Studi terbaru menunjukkan penurunan besar dalam operasi tidak perlu untuk kanker prostat, dengan jumlah operasi untuk kanker risiko rendah turun lima kali lipat antara 2010 dan 2020. Ini semua berkat metode pemantauan aktif dan peningkatan skrining. Pria disarankan untuk mendiskusikan skrining dengan dokter mereka.
Sebuah studi terbaru mengungkapkan bahwa ketakutan pria terkait kanker prostat, khususnya mengenai efek samping dari operasinya, mungkin tidak lagi beralasan. Penelitian menunjukkan penurunan lima kali lipat pada jumlah operasi yang tidak perlu untuk kanker prostat dengan risiko rendah dalam 15 tahun terakhir. Data dari JAMA Oncology mengonfirmasi bahwa pada tahun 2010, sekitar 32% operasi kanker prostat adalah untuk jenis kanker rendah, tetapi angka ini menurun menjadi kurang dari 8% pada tahun 2020.
Di Michigan, pendaftaran klinis menunjukkan penurunan dari hampir 21% menjadi sekitar 3% dalam hal pengangkatan prostat untuk menghentikan jenis kanker tersebut antara tahun 2012 hingga 2024. Para peneliti mengatakan bahwa perbaikan ini semakin meningkatkan keyakinan pria bahwa skrining kanker prostat tidak akan membahayakan mereka. Dokter kini lebih memilih pendekatan pemantauan aktif, di mana mereka memantau kanker secara berkala tetapi tidak melakukan perawatan hingga ada tanda perkembangan.
“Penurunan jumlah operasi untuk kanker prostat rendah menunjukkan bahwa pemantauan aktif benar-benar efektif,” kata Dr. Steven Monda, peneliti urologi dari Universitas Michigan. Inovasi dalam skrining dan diagnosis juga berkontribusi pada penurunan operasi yang tidak perlu. “Pemeriksaan PSA rutin, MRI, dan biopsi dapat memastikan kanker prostat tidak berkembang menjadi kondisi serius yang memerlukan perawatan,” aplikasinya.
Diperkirakan pada tahun 2024, hampir 300.000 pria di AS akan didiagnosis dengan kanker prostat. Sebagian besar kanker prostat berkembang sangat lambat sehingga tidak akan mengancam jiwa, terutama bagi pria berusia lanjut. Monda menekankan, “Meski kanker prostat cukup umum, banyak ketidakpastian soal skrining ini muncul karena masalah perawatan berlebihan di masa lalu.”
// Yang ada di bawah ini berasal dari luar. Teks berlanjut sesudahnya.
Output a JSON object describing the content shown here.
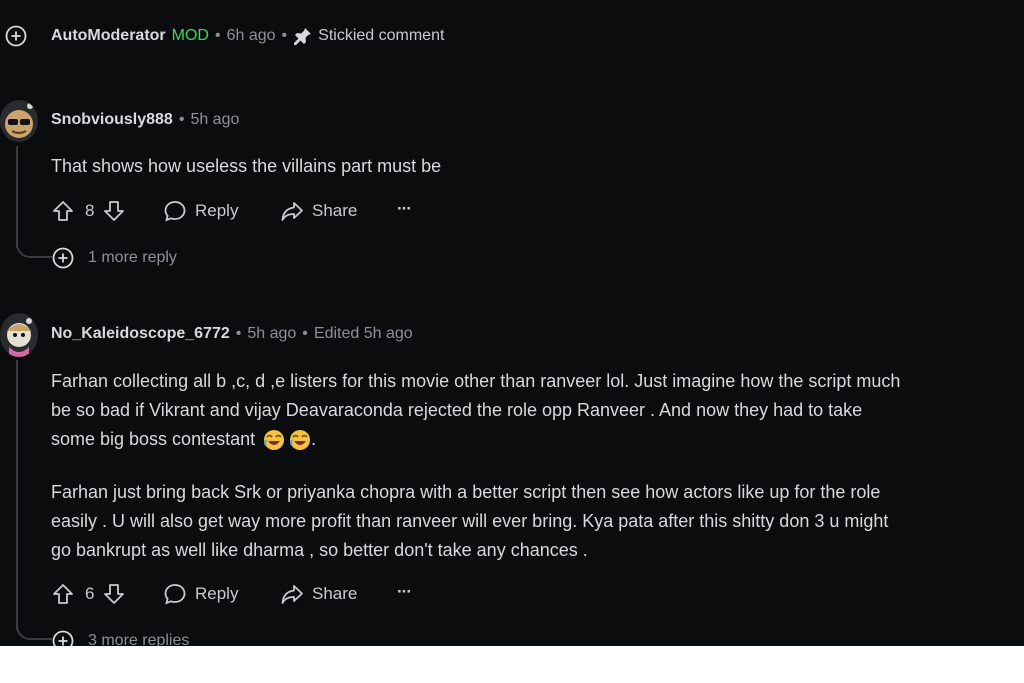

Selama ini, banyak pria yang terdiagnosis kanker prostat tetap menjalani operasi atau radiasi, meskipun mereka mungkin tidak perlu diobati. Khawatir akan efek samping seperti kehilangan ereksi atau inkontinensia menjadi alasan di balik rekomendasi Komite Layanan Pencegahan Amerika (USPSTF) tahun 2012 yang menganjurkan penundaan skrining rutin.
Namun, pandangan USPSTF berangsur melunak pada tahun 2018, memberi izin untuk skrining setelah risiko dan manfaat dibahas. Dr. Tudor Borza, peneliti senior Universitas Michigan, menunjukkan bahwa meskipun pedoman 2012 telah direvisi, banyak dokter tetap tidak kembali menawarkan skrining. “Akibatnya, bahkan pasien dengan risiko tinggi seperti pria Afrika-Amerika atau yang punya riwayat keluarga kanker prostat, tidak mendapatkan kesempatan untuk skrining,” jelasnya.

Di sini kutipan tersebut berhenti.